Essentially, the common view is that “Missions” is the task of the church, particularly the American church. But it is only one of its many tasks. It takes place far away. It is carried out by a specialized subset of Christians (I’ve often heard them called “God’s choicest servants) who are paid to do the task, and it costs a lot of money.
Sound cynical? I apologize.
But I have stumbled on to an expression that might help us set aside these clichés and come much closer to the heart of a Biblical understanding of God’s mission in the world He created. That expression is Missio Dei. Yes, it’s a Latin expression, but the concept it represents is not difficult to understand.
- Missio means “to send with a purpose”. A more colorful word for it, and one that we use in daily life, is to fetch – “to go after something and bring it back.”

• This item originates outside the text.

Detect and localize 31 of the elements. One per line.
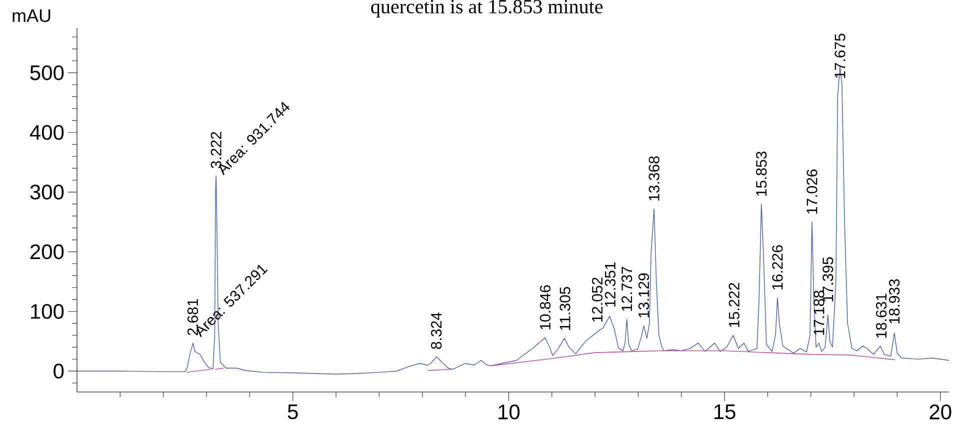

- Dei tells us whose Missio it is. It is God’s Missio, from beginning to end.
- Missio Dei It is nothing more than God’s fetching.
Now here’s the important part: It is not the Church’s Missio. God did not entrust it to us. He called us to join him in it. It is God’s Missio, and the Church is only one agent of it. There are many agents of God’s Missio. Take for example the story of Jonah. He was sent (Missio) to Nineveh but discovered he was not alone. Along the way he met God’s storm, God’s fish, God’s gourde vine, God’s cutter-worm, and God’s scorching wind. Every one of those were sent at exactly the right moment as agents of God’s Missio, which was not only to bring Nineveh to repentance, but also to bring repentance to Jonah, his wayward prophet.